There’s a comforting clarity in knowing what something is and what it isn’t, while ambiguity offers us nothing solid. When we can tell people, and tell ourselves, definitive things about our lives, there’s a sense of control there. We have built our lives, one decision at a time, and we are well-contextualized.

In a therapized world, the practice of leaving doors open to things that don’t feel like a yes or no, but rather one of the million degrees in between, isn’t commendable. Our capitalist world wants us productive, all loose ends neatly tied up.

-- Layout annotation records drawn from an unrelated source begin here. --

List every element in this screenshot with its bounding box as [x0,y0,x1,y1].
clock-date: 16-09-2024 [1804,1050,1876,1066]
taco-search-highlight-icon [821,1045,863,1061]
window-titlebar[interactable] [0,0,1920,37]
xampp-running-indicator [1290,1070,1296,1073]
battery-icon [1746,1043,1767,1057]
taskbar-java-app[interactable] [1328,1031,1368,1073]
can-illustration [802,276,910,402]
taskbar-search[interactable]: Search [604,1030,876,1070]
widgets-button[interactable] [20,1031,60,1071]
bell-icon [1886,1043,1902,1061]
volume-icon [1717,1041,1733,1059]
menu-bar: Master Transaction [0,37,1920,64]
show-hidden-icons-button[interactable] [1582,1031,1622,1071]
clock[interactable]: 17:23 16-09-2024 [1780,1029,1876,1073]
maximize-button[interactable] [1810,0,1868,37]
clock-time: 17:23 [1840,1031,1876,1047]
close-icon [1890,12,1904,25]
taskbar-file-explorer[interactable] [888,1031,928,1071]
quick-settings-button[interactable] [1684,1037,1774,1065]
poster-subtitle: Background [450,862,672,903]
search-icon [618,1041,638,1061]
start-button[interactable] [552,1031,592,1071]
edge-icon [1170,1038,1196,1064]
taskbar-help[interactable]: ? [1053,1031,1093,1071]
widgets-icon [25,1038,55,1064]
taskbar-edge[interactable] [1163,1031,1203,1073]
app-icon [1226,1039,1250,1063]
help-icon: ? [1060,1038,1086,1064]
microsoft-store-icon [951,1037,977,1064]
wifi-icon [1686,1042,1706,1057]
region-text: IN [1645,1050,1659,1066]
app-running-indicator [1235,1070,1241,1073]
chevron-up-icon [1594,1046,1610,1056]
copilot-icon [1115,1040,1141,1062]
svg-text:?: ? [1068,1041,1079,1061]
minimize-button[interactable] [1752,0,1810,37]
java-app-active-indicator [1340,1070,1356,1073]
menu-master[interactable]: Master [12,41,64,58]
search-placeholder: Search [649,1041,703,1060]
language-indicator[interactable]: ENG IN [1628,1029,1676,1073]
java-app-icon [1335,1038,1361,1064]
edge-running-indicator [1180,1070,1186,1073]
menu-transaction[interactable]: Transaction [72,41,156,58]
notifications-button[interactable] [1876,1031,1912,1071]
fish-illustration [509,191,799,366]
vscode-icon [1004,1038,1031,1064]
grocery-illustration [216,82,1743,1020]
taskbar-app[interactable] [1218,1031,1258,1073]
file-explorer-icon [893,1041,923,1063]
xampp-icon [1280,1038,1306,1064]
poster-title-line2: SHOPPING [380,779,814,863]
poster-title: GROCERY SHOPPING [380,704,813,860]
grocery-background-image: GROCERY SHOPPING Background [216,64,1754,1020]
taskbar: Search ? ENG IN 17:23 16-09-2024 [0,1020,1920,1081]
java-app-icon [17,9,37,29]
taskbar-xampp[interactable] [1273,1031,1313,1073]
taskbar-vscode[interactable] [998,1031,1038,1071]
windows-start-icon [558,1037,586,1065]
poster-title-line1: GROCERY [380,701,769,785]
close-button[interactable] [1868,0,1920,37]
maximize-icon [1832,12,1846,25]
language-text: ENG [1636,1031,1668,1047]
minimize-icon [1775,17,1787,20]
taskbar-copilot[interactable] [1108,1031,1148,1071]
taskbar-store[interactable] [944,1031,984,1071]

Take the long weekend but pack your lunch for work on Sunday night. We tell people to move on, to make up their minds, to cut off the things that “aren’t serving them” so they can be as productive as possible—commodified in their experiences and emotions.

We judge people who can’t parcel out their wants, emotions, and conclusions into neat and understandable boxes. In our lives, we are meant to be neat and orderly. Cupboards organized and that box full of stuff from your ex thrown in the dumpster. Neuroses pulled out during counselling and stowed away by the time you get to the grocery store.

We label people as friend, lover, neighbour. We act according to these ideas because it’s easier than touching the connection directly. We don’t have to think too hard about what someone means to us when we have language and clearly outlined ways of interacting. A bad first date means the person gets blocked and thrown definitively into the no pile, cancelling out the possibility that in six months you may have a wonderful second date.

I’m someone who hasn’t felt powerful in her life until recently. The feeling of control in the yes-no was something I could count on. Yes, go back to school for marketing. Yes, leave Winnipeg. No, that apartment isn’t right. But there’s a point where a tool can become the problem. Something about only having a hammer?

I’m no longer a powerless kid and cutting things out of my life is no longer the only option I have. It’s been taking more strength to stay with things, to put them into the maybe pile and let them be there without looking over too often. Yes, it feels good to have the last word, but you know what’s been feeling even better? Knowing that it might not be the last word—that tomorrow is another opportunity for things to unfold in surprising ways.

The maybe pile is where I want to live as much as I can. I’m realizing that I don’t really know anything, and that making final declarations seems stupid on a good day and dangerous on a bad one. There’s freedom here in the maybe pile, which isn’t so much a pile as the flow of green water in a river.

And yes, there are things that belong on either end of the spectrum without a doubt. People who aren’t interested in loving you and jobs that make you cry every week can go in the no pile. People who accept you on your worst, most stubborn days—straight into the yeses.

But so much else is worth leaving it alone and not needing to know what it might mean. Thankfully I have people to remind me of that, who tell me you don’t know what might happen when I tell them about all the things not going the way I want them to.

“Things take time,” my friend said as we drove. “They happen over a longer timeline than we want sometimes. We’re too zoomed in.”

And just like that, not everything is life or death. Suddenly, the idea of being happy isn’t hinging on one perfectly timed decision. It becomes, as it might have been at one point, about figuring it out without expectations, about making a mess and later cleaning it up with a sense of curiosity.

It becomes easier to have compassion for a heart and mind that’s never as static as we would hope, both in ourselves and in other people. And maybe we don’t need all that research after all—at least not the kind you can search up on YouTube—to live life well. Maybe we just need to sit in the river for a while.